I should mention that the game talks to you, too. Constantly. All the dialogue in its quests (and there are many of them) is read aloud. New quests are read aloud. Advisors pop up and talk to you. When diplomatic options present themselves, they talk to you too. I have never in my life played a game that's wanted to talk to me so much, and I've had to drag the voice volume slider down to the depths of Hades. Even the field of battle offers no escape, and a disembodied voice keeps telling me a unit of mine is about to die, though it never actually specifies which one.
I wouldn't mind so much if the voice acting was consistent, but a variety of actors putting on questionable accents read out the many paragraphs in front of me, sometimes replacing each other mid-flow. In Glastonbury I met a Morgana Le Fay who was not only voiced by a man, but who had the speech pattern of a robot.
All this is a shame, because although I'm dragging my feet along the plot path that Neocore has chosen for me - perhaps accruing another tiny bonus or concluding another largely irrelevant diplomatic affair - it's apparent that this game has had a lot of time and attention lavished upon it.
It's a tribute to romanticism and quite beautiful, with some fantastic art and a particular, peculiar reinterpretation of an almost hackneyed British legend. King Arthur 2 shows me a Britain I really wish I knew, a Britain where the sun shines forth on clouded hills, where even Bedford is a magical and mystical land, where ancient Dumnonia is rent by smoking chasms and where great evil lurches forth from dark, Satanic mills. It looks gorgeous and often has some interesting and entertaining stories to tell.
But it's broken. The plot of a land suffering corruption and sickness is almost a metaphor for a playing experience that keeps burping up bugs and crashes. During the time I've been reviewing it, two patches have been released and a number of issues are no more. Nevertheless, I currently can't make any more progress through the third of its five chapters because the next quest I try always crashes the game.
Sometimes, casting spells in battle crashes the game. Sometimes, moving my army crashes the game. Sometimes I can't deploy armies and, although I control several traders who will apparently allow me to sell some of the endless (and often useless) magic artefacts the game heaps upon me, I can find no option to sell my bow of burning gold and am now so burdened with magical tat I wonder if I should just host a dark ages jumble sale.
If battles and new games didn't load at such a glacial pace, I might be more inclined to keep trying, to see if I make further discoveries or perhaps gain new freedoms. But this game seems intent on either ruining, controlling or obfuscating everything I do. After much rummaging around the internet, I've discovered why I can't build more armies; apparently I'm only allowed three, which will be given to me at pre-determined times. But I still don't know why I might want to purchase a certain building upgrade, or I have to hunt through several screens of information to find out how and why I should unlock a certain power or feature, something that I might find is as arbitrary as a 5 per cent damage bonus.

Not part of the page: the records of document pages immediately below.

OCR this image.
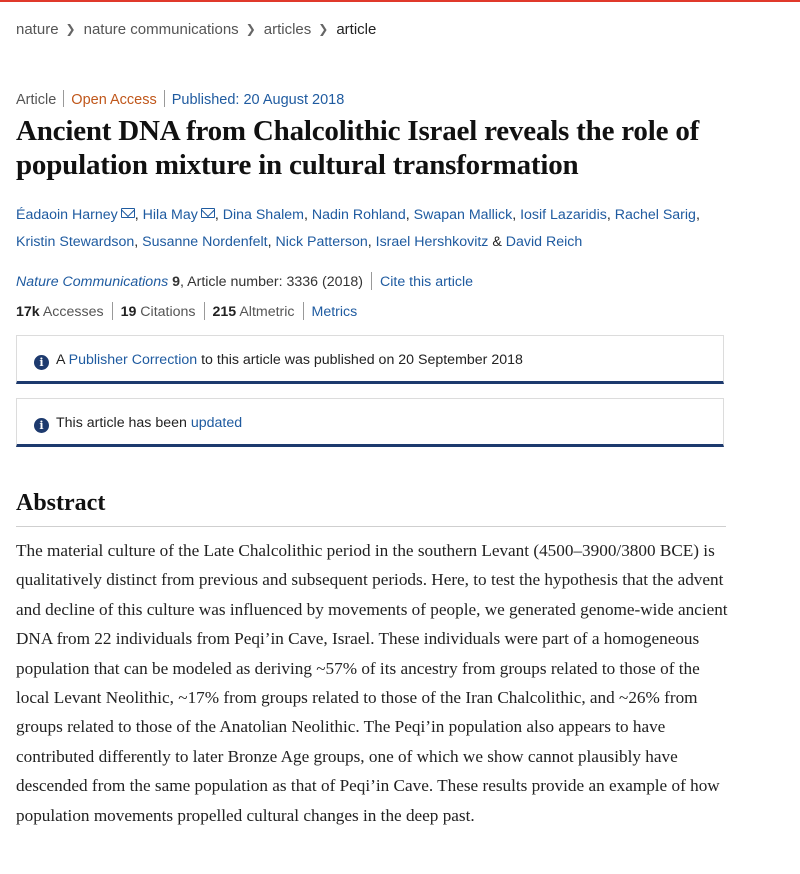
nature ❯ nature communications ❯ articles ❯ article
Article Open Access Published: 20 August 2018
Ancient DNA from Chalcolithic Israel reveals the role of population mixture in cultural transformation
Éadaoin Harney , Hila May , Dina Shalem, Nadin Rohland, Swapan Mallick, Iosif Lazaridis, Rachel Sarig,
Kristin Stewardson, Susanne Nordenfelt, Nick Patterson, Israel Hershkovitz & David Reich
Nature Communications 9, Article number: 3336 (2018) Cite this article
17k Accesses 19 Citations 215 Altmetric Metrics
i A Publisher Correction to this article was published on 20 September 2018
i This article has been updated
Abstract

The material culture of the Late Chalcolithic period in the southern Levant (4500–3900/3800 BCE) is qualitatively distinct from previous and subsequent periods. Here, to test the hypothesis that the advent and decline of this culture was influenced by movements of people, we generated genome-wide ancient DNA from 22 individuals from Peqi’in Cave, Israel. These individuals were part of a homogeneous population that can be modeled as deriving ~57% of its ancestry from groups related to those of the local Levant Neolithic, ~17% from groups related to those of the Iran Chalcolithic, and ~26% from groups related to those of the Anatolian Neolithic. The Peqi’in population also appears to have contributed differently to later Bronze Age groups, one of which we show cannot plausibly have descended from the same population as that of Peqi’in Cave. These results provide an example of how population movements propelled cultural changes in the deep past.
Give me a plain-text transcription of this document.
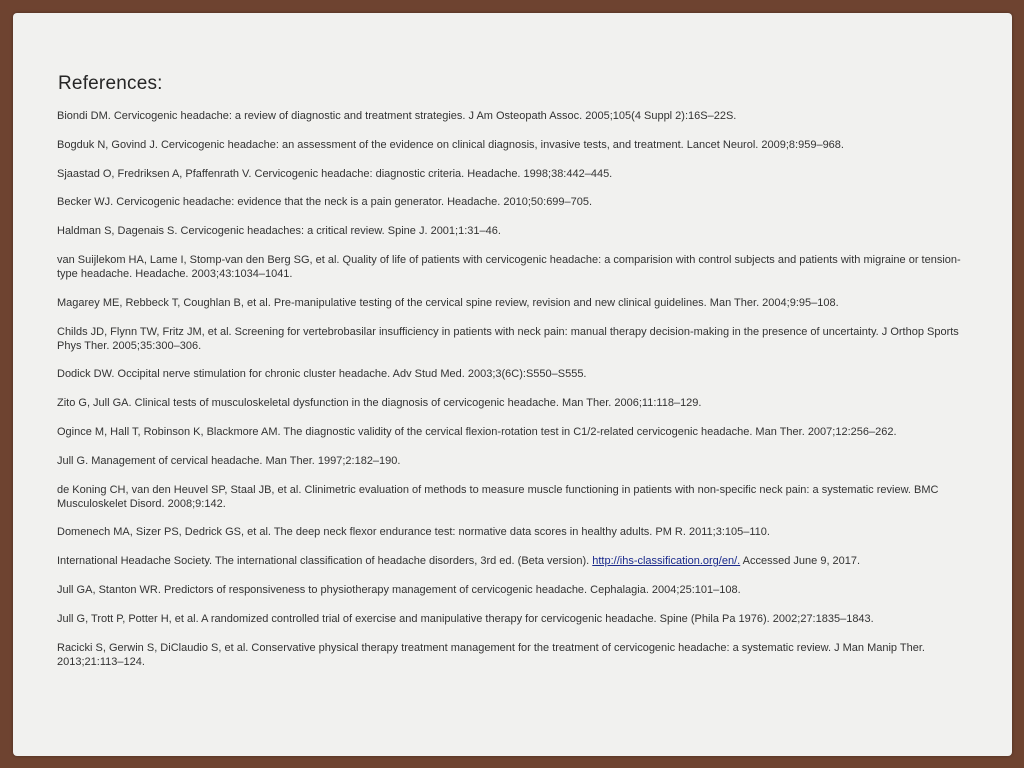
References:
Biondi DM. Cervicogenic headache: a review of diagnostic and treatment strategies. J Am Osteopath Assoc. 2005;105(4 Suppl 2):16S–22S.
Bogduk N, Govind J. Cervicogenic headache: an assessment of the evidence on clinical diagnosis, invasive tests, and treatment. Lancet Neurol. 2009;8:959–968.
Sjaastad O, Fredriksen A, Pfaffenrath V. Cervicogenic headache: diagnostic criteria. Headache. 1998;38:442–445.
Becker WJ. Cervicogenic headache: evidence that the neck is a pain generator. Headache. 2010;50:699–705.
Haldman S, Dagenais S. Cervicogenic headaches: a critical review. Spine J. 2001;1:31–46.
van Suijlekom HA, Lame I, Stomp-van den Berg SG, et al. Quality of life of patients with cervicogenic headache: a comparision with control subjects and patients with migraine or tension-type headache. Headache. 2003;43:1034–1041.
Magarey ME, Rebbeck T, Coughlan B, et al. Pre-manipulative testing of the cervical spine review, revision and new clinical guidelines. Man Ther. 2004;9:95–108.
Childs JD, Flynn TW, Fritz JM, et al. Screening for vertebrobasilar insufficiency in patients with neck pain: manual therapy decision-making in the presence of uncertainty. J Orthop Sports Phys Ther. 2005;35:300–306.
Dodick DW. Occipital nerve stimulation for chronic cluster headache. Adv Stud Med. 2003;3(6C):S550–S555.
Zito G, Jull GA. Clinical tests of musculoskeletal dysfunction in the diagnosis of cervicogenic headache. Man Ther. 2006;11:118–129.
Ogince M, Hall T, Robinson K, Blackmore AM. The diagnostic validity of the cervical flexion-rotation test in C1/2-related cervicogenic headache. Man Ther. 2007;12:256–262.
Jull G. Management of cervical headache. Man Ther. 1997;2:182–190.
de Koning CH, van den Heuvel SP, Staal JB, et al. Clinimetric evaluation of methods to measure muscle functioning in patients with non-specific neck pain: a systematic review. BMC Musculoskelet Disord. 2008;9:142.
Domenech MA, Sizer PS, Dedrick GS, et al. The deep neck flexor endurance test: normative data scores in healthy adults. PM R. 2011;3:105–110.
International Headache Society. The international classification of headache disorders, 3rd ed. (Beta version). http://ihs-classification.org/en/. Accessed June 9, 2017.
Jull GA, Stanton WR. Predictors of responsiveness to physiotherapy management of cervicogenic headache. Cephalagia. 2004;25:101–108.
Jull G, Trott P, Potter H, et al. A randomized controlled trial of exercise and manipulative therapy for cervicogenic headache. Spine (Phila Pa 1976). 2002;27:1835–1843.
Racicki S, Gerwin S, DiClaudio S, et al. Conservative physical therapy treatment management for the treatment of cervicogenic headache: a systematic review. J Man Manip Ther. 2013;21:113–124.
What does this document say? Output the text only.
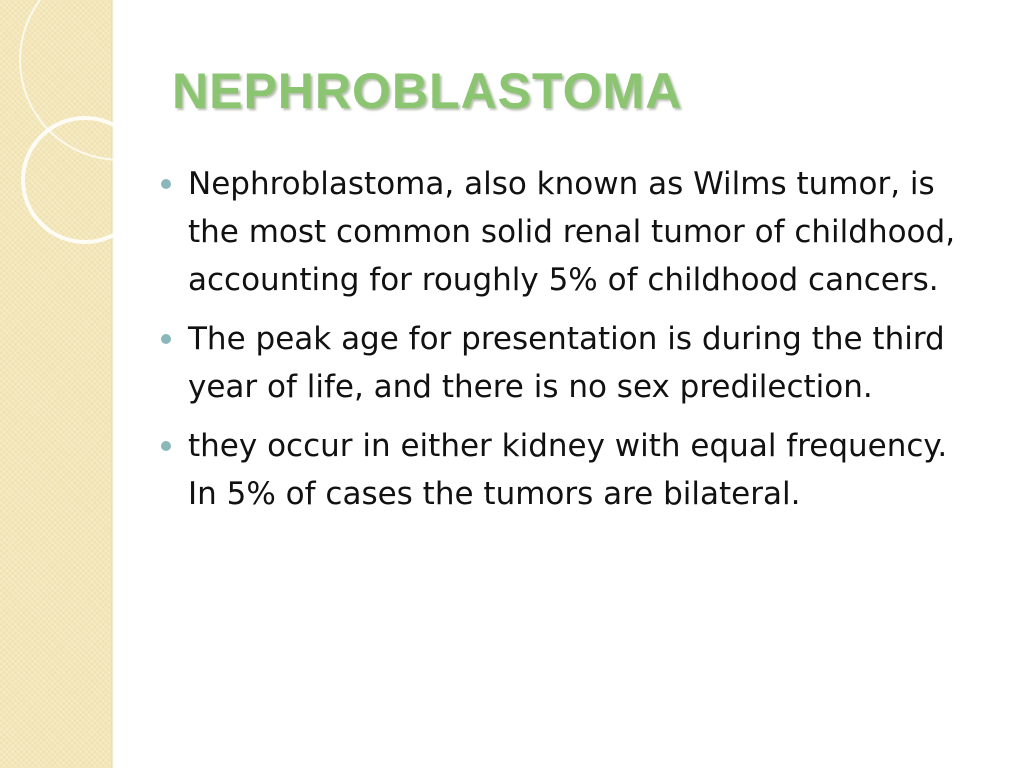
NEPHROBLASTOMA
Nephroblastoma, also known as Wilms tumor, is the most common solid renal tumor of childhood, accounting for roughly 5% of childhood cancers.
The peak age for presentation is during the third year of life, and there is no sex predilection.
they occur in either kidney with equal frequency. In 5% of cases the tumors are bilateral.
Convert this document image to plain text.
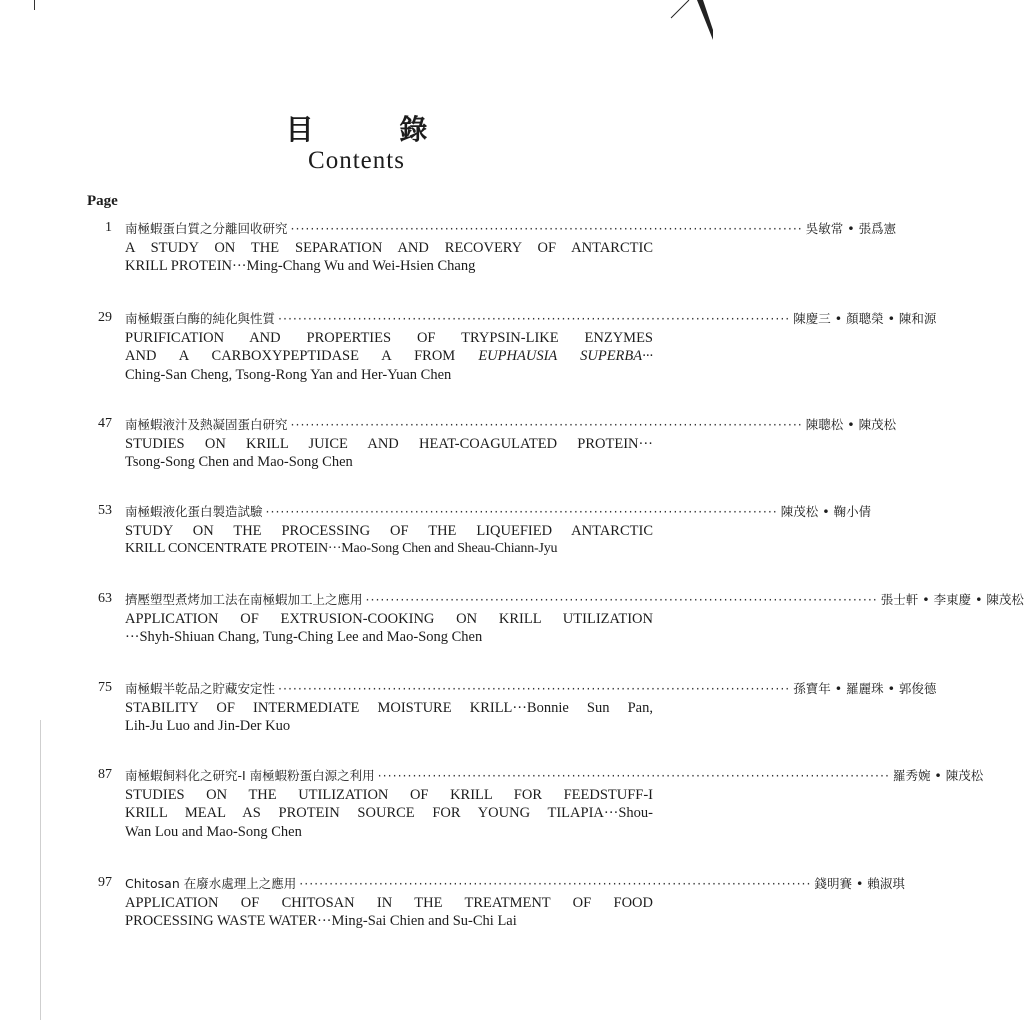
目 錄
Contents
Page
1 南極蝦蛋白質之分離回收研究 ······································································································· 吳敏常 • 張爲憲
A STUDY ON THE SEPARATION AND RECOVERY OF ANTARCTIC
KRILL PROTEIN···Ming-Chang Wu and Wei-Hsien Chang
29 南極蝦蛋白酶的純化與性質 ······································································································· 陳慶三 • 顏聰榮 • 陳和源
PURIFICATION AND PROPERTIES OF TRYPSIN-LIKE ENZYMES
AND A CARBOXYPEPTIDASE A FROM EUPHAUSIA SUPERBA···
Ching-San Cheng, Tsong-Rong Yan and Her-Yuan Chen
47 南極蝦液汁及熱凝固蛋白研究 ······································································································· 陳聰松 • 陳茂松
STUDIES ON KRILL JUICE AND HEAT-COAGULATED PROTEIN···
Tsong-Song Chen and Mao-Song Chen
53 南極蝦液化蛋白製造試驗 ······································································································· 陳茂松 • 鞠小倩
STUDY ON THE PROCESSING OF THE LIQUEFIED ANTARCTIC
KRILL CONCENTRATE PROTEIN···Mao-Song Chen and Sheau-Chiann-Jyu
63 擠壓塑型煮烤加工法在南極蝦加工上之應用 ······································································································· 張士軒 • 李東慶 • 陳茂松
APPLICATION OF EXTRUSION-COOKING ON KRILL UTILIZATION
···Shyh-Shiuan Chang, Tung-Ching Lee and Mao-Song Chen
75 南極蝦半乾品之貯藏安定性 ······································································································· 孫寶年 • 羅麗珠 • 郭俊德
STABILITY OF INTERMEDIATE MOISTURE KRILL···Bonnie Sun Pan,
Lih-Ju Luo and Jin-Der Kuo
87 南極蝦飼料化之研究-I 南極蝦粉蛋白源之利用 ······································································································· 羅秀婉 • 陳茂松
STUDIES ON THE UTILIZATION OF KRILL FOR FEEDSTUFF-I
KRILL MEAL AS PROTEIN SOURCE FOR YOUNG TILAPIA···Shou-
Wan Lou and Mao-Song Chen
97 Chitosan 在廢水處理上之應用 ······································································································· 錢明賽 • 賴淑琪
APPLICATION OF CHITOSAN IN THE TREATMENT OF FOOD
PROCESSING WASTE WATER···Ming-Sai Chien and Su-Chi Lai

I really want to head north to meet the legendary Green Knight, who I can see ensconced in some mysterious forest. But I have no diplomatic options for the region and so have no choice but to leave him alone or fight him to the death. After doing so, the game tells me I've won exactly -1,026,059,136 gold coins, and so my billion gold piece deficit leaves me at a considerable strategic disadvantage. I get the feeling that, as with many other things in the game, I'm simply not supposed to do this yet, if at all.
I've seen King Arthur 2 improve over just a few days, I imagine that more patches will be released - and perhaps Merlin's magic will address more of the game's flaws, pad out its linear and plodding narrative and finally turn Morgana Le Fay into a woman. In the meantime, however, it remains glossy rather than glorious, decidedly wobbly and very limited.